Réunification de la Bretagne
L’amendement qui relance le débat.
Le débat sur le rattachement de la Loire-Atlantique a rebondi à l’Assemblée Nationale, avec l’adoption d’un amendement qui, lors d’un référendum, permettrait de se passer de l’avis des autres départements de la région des Pays-de-la-Loire.
Réactions dans le vignoble.
À la façon des Chouans, ils sont sortis du bois par surprise. Mercredi 21 décembre, dans la matinée, des élus bretons et alsaciens, qui constituaient la majorité de la trentaine des députés présents dans l’hémicycle, ont adopté un amendement à un article du code des collectivités territoriales, organisant les « référendums d’initiatives partagés ». Et ce contre l’avis du reporteur, qui jugeait l’amendement hors sujet, et contre l’avis du gouvernement.
Cet amendement, porté par neuf députés de Bretagne et de Loire-Atlantique, toutes tendances confondues (le Vert François de Rugy et l’UMP Christophe Priou en Loire-Atlantique), modifie les bases d’une éventuelle consultation. Un référendum pourrait désormais être organisé à la demande d’un cinquième des conseillers généraux de Loire-Atlantique, « représentant un dixième des électeurs ». Surtout, pour être validé, le rattachement devrait recueillir lors du référendum une majorité de voix dans se département ainsi que dans les quatre départements de la région « d’accueil », a savoir la Bretagne, contrairement à aujourd’hui, le reste de la région Pays-de-la-Loire n’aurait pas à se prononcer.

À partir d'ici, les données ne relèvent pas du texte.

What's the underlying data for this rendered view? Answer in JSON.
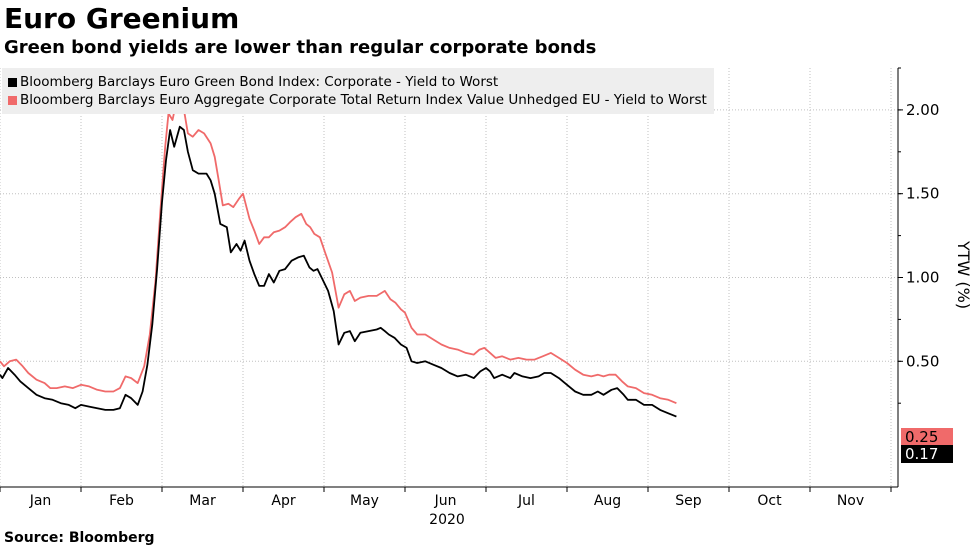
{
  "title": "Euro Greenium",
  "subtitle": "Green bond yields are lower than regular corporate bonds",
  "source": "Source: Bloomberg",
  "colors": {
    "green_series": "#000000",
    "aggregate_series": "#f06a6a",
    "grid": "#bbbbbb",
    "legend_bg": "#eeeeee"
  },
  "chart_data": {
    "type": "line",
    "title": "Euro Greenium",
    "xlabel": "2020",
    "ylabel": "YTW (%)",
    "ylim": [
      -0.25,
      2.25
    ],
    "yticks": [
      0.5,
      1.0,
      1.5,
      2.0
    ],
    "ytick_labels": [
      "0.50",
      "1.00",
      "1.50",
      "2.00"
    ],
    "grid": true,
    "legend_position": "top-left",
    "x_months": [
      "Jan",
      "Feb",
      "Mar",
      "Apr",
      "May",
      "Jun",
      "Jul",
      "Aug",
      "Sep",
      "Oct",
      "Nov"
    ],
    "x_year": "2020",
    "series": [
      {
        "name": "Bloomberg Barclays Euro Green Bond Index: Corporate - Yield to Worst",
        "color": "#000000",
        "last_value_label": "0.17",
        "points": [
          [
            0,
            0.42
          ],
          [
            0.03,
            0.4
          ],
          [
            0.1,
            0.46
          ],
          [
            0.18,
            0.42
          ],
          [
            0.25,
            0.38
          ],
          [
            0.35,
            0.34
          ],
          [
            0.45,
            0.3
          ],
          [
            0.55,
            0.28
          ],
          [
            0.65,
            0.27
          ],
          [
            0.75,
            0.25
          ],
          [
            0.85,
            0.24
          ],
          [
            0.93,
            0.22
          ],
          [
            1.0,
            0.24
          ],
          [
            1.1,
            0.23
          ],
          [
            1.2,
            0.22
          ],
          [
            1.3,
            0.21
          ],
          [
            1.4,
            0.21
          ],
          [
            1.48,
            0.22
          ],
          [
            1.55,
            0.3
          ],
          [
            1.62,
            0.28
          ],
          [
            1.7,
            0.24
          ],
          [
            1.76,
            0.32
          ],
          [
            1.82,
            0.48
          ],
          [
            1.88,
            0.72
          ],
          [
            1.94,
            1.05
          ],
          [
            2.0,
            1.45
          ],
          [
            2.05,
            1.7
          ],
          [
            2.1,
            1.88
          ],
          [
            2.15,
            1.78
          ],
          [
            2.22,
            1.9
          ],
          [
            2.27,
            1.88
          ],
          [
            2.32,
            1.75
          ],
          [
            2.38,
            1.64
          ],
          [
            2.45,
            1.62
          ],
          [
            2.55,
            1.62
          ],
          [
            2.6,
            1.58
          ],
          [
            2.65,
            1.5
          ],
          [
            2.72,
            1.32
          ],
          [
            2.8,
            1.3
          ],
          [
            2.85,
            1.15
          ],
          [
            2.92,
            1.2
          ],
          [
            2.97,
            1.16
          ],
          [
            3.02,
            1.22
          ],
          [
            3.08,
            1.1
          ],
          [
            3.14,
            1.02
          ],
          [
            3.2,
            0.95
          ],
          [
            3.26,
            0.95
          ],
          [
            3.32,
            1.02
          ],
          [
            3.38,
            0.97
          ],
          [
            3.45,
            1.04
          ],
          [
            3.52,
            1.05
          ],
          [
            3.6,
            1.1
          ],
          [
            3.68,
            1.12
          ],
          [
            3.75,
            1.13
          ],
          [
            3.82,
            1.06
          ],
          [
            3.87,
            1.04
          ],
          [
            3.92,
            1.05
          ],
          [
            3.97,
            1.0
          ],
          [
            4.05,
            0.92
          ],
          [
            4.12,
            0.8
          ],
          [
            4.18,
            0.6
          ],
          [
            4.25,
            0.67
          ],
          [
            4.32,
            0.68
          ],
          [
            4.38,
            0.62
          ],
          [
            4.45,
            0.67
          ],
          [
            4.55,
            0.68
          ],
          [
            4.65,
            0.69
          ],
          [
            4.7,
            0.7
          ],
          [
            4.75,
            0.68
          ],
          [
            4.8,
            0.66
          ],
          [
            4.87,
            0.64
          ],
          [
            4.95,
            0.6
          ],
          [
            5.02,
            0.58
          ],
          [
            5.08,
            0.5
          ],
          [
            5.15,
            0.49
          ],
          [
            5.25,
            0.5
          ],
          [
            5.35,
            0.48
          ],
          [
            5.45,
            0.46
          ],
          [
            5.55,
            0.43
          ],
          [
            5.65,
            0.41
          ],
          [
            5.75,
            0.42
          ],
          [
            5.85,
            0.4
          ],
          [
            5.93,
            0.44
          ],
          [
            6.0,
            0.46
          ],
          [
            6.05,
            0.44
          ],
          [
            6.1,
            0.4
          ],
          [
            6.2,
            0.42
          ],
          [
            6.3,
            0.4
          ],
          [
            6.35,
            0.43
          ],
          [
            6.45,
            0.41
          ],
          [
            6.55,
            0.4
          ],
          [
            6.65,
            0.41
          ],
          [
            6.72,
            0.43
          ],
          [
            6.8,
            0.43
          ],
          [
            6.9,
            0.4
          ],
          [
            7.0,
            0.36
          ],
          [
            7.1,
            0.32
          ],
          [
            7.2,
            0.3
          ],
          [
            7.3,
            0.3
          ],
          [
            7.38,
            0.32
          ],
          [
            7.45,
            0.3
          ],
          [
            7.55,
            0.33
          ],
          [
            7.62,
            0.34
          ],
          [
            7.7,
            0.3
          ],
          [
            7.75,
            0.27
          ],
          [
            7.85,
            0.27
          ],
          [
            7.95,
            0.24
          ],
          [
            8.05,
            0.24
          ],
          [
            8.15,
            0.21
          ],
          [
            8.25,
            0.19
          ],
          [
            8.35,
            0.17
          ]
        ]
      },
      {
        "name": "Bloomberg Barclays Euro Aggregate Corporate Total Return Index Value Unhedged EU - Yield to Worst",
        "color": "#f06a6a",
        "last_value_label": "0.25",
        "points": [
          [
            0,
            0.5
          ],
          [
            0.05,
            0.47
          ],
          [
            0.12,
            0.5
          ],
          [
            0.2,
            0.51
          ],
          [
            0.28,
            0.47
          ],
          [
            0.35,
            0.43
          ],
          [
            0.45,
            0.39
          ],
          [
            0.55,
            0.37
          ],
          [
            0.62,
            0.34
          ],
          [
            0.7,
            0.34
          ],
          [
            0.8,
            0.35
          ],
          [
            0.9,
            0.34
          ],
          [
            1.0,
            0.36
          ],
          [
            1.1,
            0.35
          ],
          [
            1.2,
            0.33
          ],
          [
            1.3,
            0.32
          ],
          [
            1.4,
            0.32
          ],
          [
            1.48,
            0.34
          ],
          [
            1.55,
            0.41
          ],
          [
            1.62,
            0.4
          ],
          [
            1.7,
            0.37
          ],
          [
            1.78,
            0.47
          ],
          [
            1.85,
            0.66
          ],
          [
            1.92,
            0.98
          ],
          [
            1.98,
            1.4
          ],
          [
            2.04,
            1.78
          ],
          [
            2.08,
            1.98
          ],
          [
            2.13,
            1.94
          ],
          [
            2.2,
            2.1
          ],
          [
            2.26,
            2.03
          ],
          [
            2.32,
            1.86
          ],
          [
            2.38,
            1.84
          ],
          [
            2.45,
            1.88
          ],
          [
            2.52,
            1.86
          ],
          [
            2.6,
            1.8
          ],
          [
            2.65,
            1.72
          ],
          [
            2.7,
            1.58
          ],
          [
            2.75,
            1.43
          ],
          [
            2.82,
            1.44
          ],
          [
            2.88,
            1.42
          ],
          [
            2.95,
            1.47
          ],
          [
            3.0,
            1.5
          ],
          [
            3.08,
            1.35
          ],
          [
            3.14,
            1.28
          ],
          [
            3.2,
            1.2
          ],
          [
            3.26,
            1.24
          ],
          [
            3.32,
            1.24
          ],
          [
            3.38,
            1.27
          ],
          [
            3.45,
            1.28
          ],
          [
            3.52,
            1.3
          ],
          [
            3.58,
            1.33
          ],
          [
            3.65,
            1.36
          ],
          [
            3.72,
            1.38
          ],
          [
            3.78,
            1.32
          ],
          [
            3.83,
            1.3
          ],
          [
            3.88,
            1.26
          ],
          [
            3.95,
            1.24
          ],
          [
            4.02,
            1.14
          ],
          [
            4.1,
            1.03
          ],
          [
            4.18,
            0.82
          ],
          [
            4.25,
            0.9
          ],
          [
            4.32,
            0.92
          ],
          [
            4.38,
            0.86
          ],
          [
            4.45,
            0.88
          ],
          [
            4.55,
            0.89
          ],
          [
            4.65,
            0.89
          ],
          [
            4.75,
            0.92
          ],
          [
            4.82,
            0.87
          ],
          [
            4.88,
            0.85
          ],
          [
            4.95,
            0.81
          ],
          [
            5.0,
            0.79
          ],
          [
            5.08,
            0.7
          ],
          [
            5.15,
            0.66
          ],
          [
            5.25,
            0.66
          ],
          [
            5.35,
            0.63
          ],
          [
            5.45,
            0.6
          ],
          [
            5.55,
            0.58
          ],
          [
            5.65,
            0.57
          ],
          [
            5.75,
            0.55
          ],
          [
            5.85,
            0.54
          ],
          [
            5.92,
            0.57
          ],
          [
            5.98,
            0.58
          ],
          [
            6.05,
            0.55
          ],
          [
            6.12,
            0.52
          ],
          [
            6.2,
            0.53
          ],
          [
            6.3,
            0.51
          ],
          [
            6.4,
            0.52
          ],
          [
            6.5,
            0.51
          ],
          [
            6.6,
            0.51
          ],
          [
            6.7,
            0.53
          ],
          [
            6.8,
            0.55
          ],
          [
            6.9,
            0.52
          ],
          [
            7.0,
            0.49
          ],
          [
            7.1,
            0.45
          ],
          [
            7.2,
            0.42
          ],
          [
            7.3,
            0.41
          ],
          [
            7.38,
            0.42
          ],
          [
            7.45,
            0.41
          ],
          [
            7.52,
            0.42
          ],
          [
            7.6,
            0.42
          ],
          [
            7.68,
            0.38
          ],
          [
            7.75,
            0.35
          ],
          [
            7.85,
            0.34
          ],
          [
            7.95,
            0.31
          ],
          [
            8.05,
            0.3
          ],
          [
            8.15,
            0.28
          ],
          [
            8.25,
            0.27
          ],
          [
            8.35,
            0.25
          ]
        ]
      }
    ]
  }
}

« C’est génial » exulte Alan Coraud , le plus « breton » des élus du vignoble, quand on lui apprend la nouvelle « ce qui me fait plaisir, pour l’homme du centre que je suis, explique le maire de la Remaudière, c’est de voir que des élus de gauche et de droite ont voté ensemble. Et c’est un grand pas pour plus d’écoute de la population. Une population qui demande depuis des décennies à vivre ensemble et non coupée par des frontières administratives ».
Alan Coraud trouve légitime de se passer de l’avis de la région actuelle. « On sait que si on demande aux autres départements des Pays-de-la-Loire, ça sera négatif. De toute manière, il me semble logique que se soit à la population vraiment concernée de se prononcer ».
« Nous les Nantais, poursuit-il, on nous a imposé une région. C’est bien pour cela que se pose cette question. Normalement, une région tire sa légitimité de siècles d’histoire, qui forgent une identité partagée par ses habitants. C’est un facteur de cohésion sociale, une cohésion qui favorise le dynamisme économique et la valorisation des productions locales. Les régions à forte identité sont les plus porteuses de projets. Regardez en Europe : la Catalogne, l’Alsace sont des exemples de régions très dynamiques ».
Poignant est contre
Bien que sept des neuf députés à l’initiative de cet amendement soient de son part, Serge Poignant, le député UMP du vignoble, « député de Loire-Atlantique à la frontière de la Vendée et de l’Anjou », ne cache pas son opposition à cet amendement « qui fait bien peu cas des habitant des autres départements. On ne peut pas procéder comme ça, en ne posant pas la question aux autres départements des Pays-de-la-Loire, estime Serge Poignant. Et sans savoir ce que vont devenir les autres départements, où sera la future capitale, sans se poser la question du coût, en pleine crise… je crois qu’en ce moment il y a des questions plus essentielles ».
Serge Poignant ne ferme pas la porte d’un rapprochement, dans le cadre d’un grand Ouest. « Pour l’instant je crois qu’il faut continuer à mener des actions communes Loire-Atlantique/Bretagne, comme il se fait déjà, et peut-être un jour avoir une grande région ».
Comme le maire de la Remaudière, le député du Vignoble ne se fait pas d’illusion sur l’avenir de cet amendement. Il doit être examiné par le Sénat, et devrait avoir encore plus de mal à passer l’étape du conseil constitutionnel. Mais le symbole est là. Et l’amendement a permis à la question de faire une percée sur le plan national. Alan Coraud aimerait d’ailleurs que le rattachement soit un des thèmes de la campagne 2012. Voire que Nicolas Sarkozy agisse : « un président doit être à l’écoute des aspirations. Les cinq conseils généraux bretons et le conseil régional de Bretagne se sont prononcés de nombreuses fois pour la réunification. Récemment encore, le département du Morbihan a voté à l’unanimité, en faveur. Les grands patrons bretons sont pour, des associations aussi, la population aussi si on regarde les nombreux sondages… Moi, je serais partisan d’un décret du Président de la République. Il en a le pouvoir. Et je sais que Nicolas Sarkozy, contrairement à son premier ministre, y est plutôt favorable. Ça serait beaucoup plus simple et plus rapide ».